TheTalkingMule
Distributed Energy Enthusiast
Monetisations are for past projects. They help with immediate cash flow.
Credit/tax equity facilities are for future projects. SC will have to incur the cost of the installs to be able to put the projects here and then take some cash. These don't help with immediate cash flow.
An another thing, credit/tax equity facilities are for lower durations. Monetisations are for outer years.
Market cares about monetisations (ABS, cash equity sales etc.). Not so much near term credit/tax facilities.
I've been using "monetization" as a catch-all term. While I certainly understand the market's desire to differentiate between tax equity and everything else, it's all just cash to me. Pre-install, post-install, whatever....it's easier to just average it out and get a vague idea of how much money is coming in vs cost at any point in time.
The fundamental restructuring you've noted above essentially turns SCTY into a behemoth local installer with all the burden of a nationwide operation and none of the benefits. Again, why would we be looking for a Musk-run endeavor to be cash-neutral at this point in the game? Isn't building model efficiency and marketshare far more vital to future profitability?

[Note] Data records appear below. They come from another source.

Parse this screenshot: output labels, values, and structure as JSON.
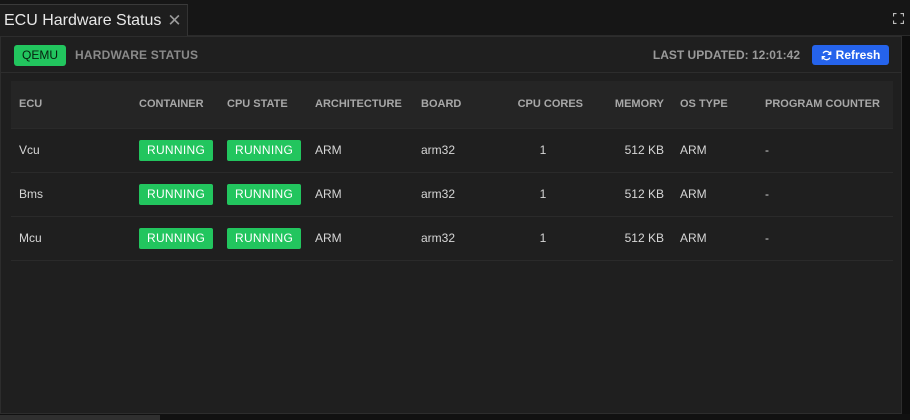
{
  "tab": {
    "title": "ECU Hardware Status",
    "close_glyph": "✕"
  },
  "header": {
    "badge": "QEMU",
    "title": "HARDWARE STATUS",
    "last_updated": "LAST UPDATED: 12:01:42",
    "refresh_label": "Refresh"
  },
  "table": {
    "columns": [
      "ECU",
      "CONTAINER",
      "CPU STATE",
      "ARCHITECTURE",
      "BOARD",
      "CPU CORES",
      "MEMORY",
      "OS TYPE",
      "PROGRAM COUNTER"
    ],
    "rows": [
      {
        "ecu": "Vcu",
        "container": "RUNNING",
        "cpu_state": "RUNNING",
        "architecture": "ARM",
        "board": "arm32",
        "cpu_cores": "1",
        "memory": "512 KB",
        "os_type": "ARM",
        "program_counter": "-"
      },
      {
        "ecu": "Bms",
        "container": "RUNNING",
        "cpu_state": "RUNNING",
        "architecture": "ARM",
        "board": "arm32",
        "cpu_cores": "1",
        "memory": "512 KB",
        "os_type": "ARM",
        "program_counter": "-"
      },
      {
        "ecu": "Mcu",
        "container": "RUNNING",
        "cpu_state": "RUNNING",
        "architecture": "ARM",
        "board": "arm32",
        "cpu_cores": "1",
        "memory": "512 KB",
        "os_type": "ARM",
        "program_counter": "-"
      }
    ]
  },
  "icons": {
    "maximize": "maximize-icon",
    "refresh": "refresh-icon",
    "close": "close-icon"
  },
  "colors": {
    "accent_green": "#22c55e",
    "accent_blue": "#2563eb",
    "panel_bg": "#1f1f1f",
    "header_row_bg": "#252525"
  }
}
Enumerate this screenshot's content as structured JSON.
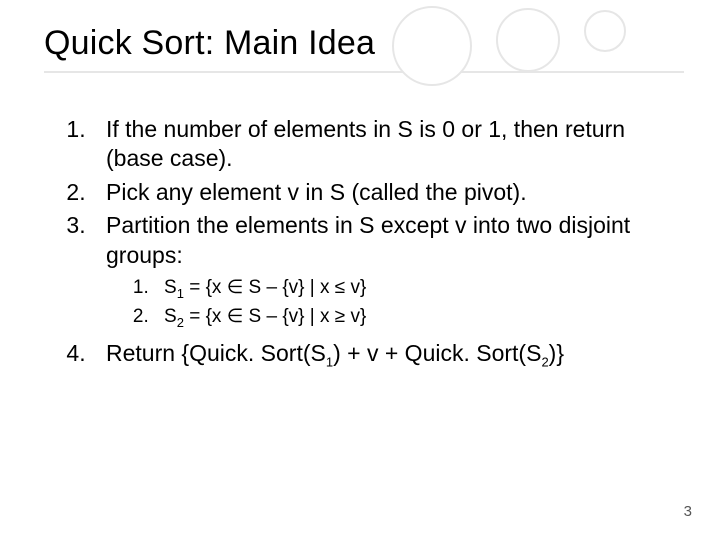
{
  "title": "Quick Sort: Main Idea",
  "steps": {
    "s1": "If the number of elements in S is 0 or 1, then return (base case).",
    "s2": "Pick any element v in S (called the pivot).",
    "s3": "Partition the elements in S except v into two disjoint groups:",
    "s3a_pre": "S",
    "s3a_sub": "1",
    "s3a_post": " = {x ∈ S – {v} | x ≤ v}",
    "s3b_pre": "S",
    "s3b_sub": "2",
    "s3b_post": " = {x ∈ S – {v} | x ≥ v}",
    "s4_a": "Return {Quick. Sort(S",
    "s4_b": "1",
    "s4_c": ") + v + Quick. Sort(S",
    "s4_d": "2",
    "s4_e": ")}"
  },
  "page_number": "3"
}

These guys are building an insurmountable lead in the premium install sector and we all know that will be absolutely massive over the next 2 decades. Why wouldn't being merely in the neighborhood of cash-neutral on overall average installs be the goal? if you find yourself sitting on cash in a market that doubles every year, aren't you just a standing still waiting to be knocked off the top rung? If it were easy to establish yourself as the #1 residential solar installer, wouldn't everyone be doing it?
This is where the Musk solar mission to spread solar at all costs and an Amazon-style marketshare plan intersect. They just so happen to lead to absurd profits once the business model and marketplace come to scale.
For now it seems that Elon is trying to push 50% of the business into straight purchases(loans) to provide a little breathing room and that's fine. So long as they don't dilute their value too much.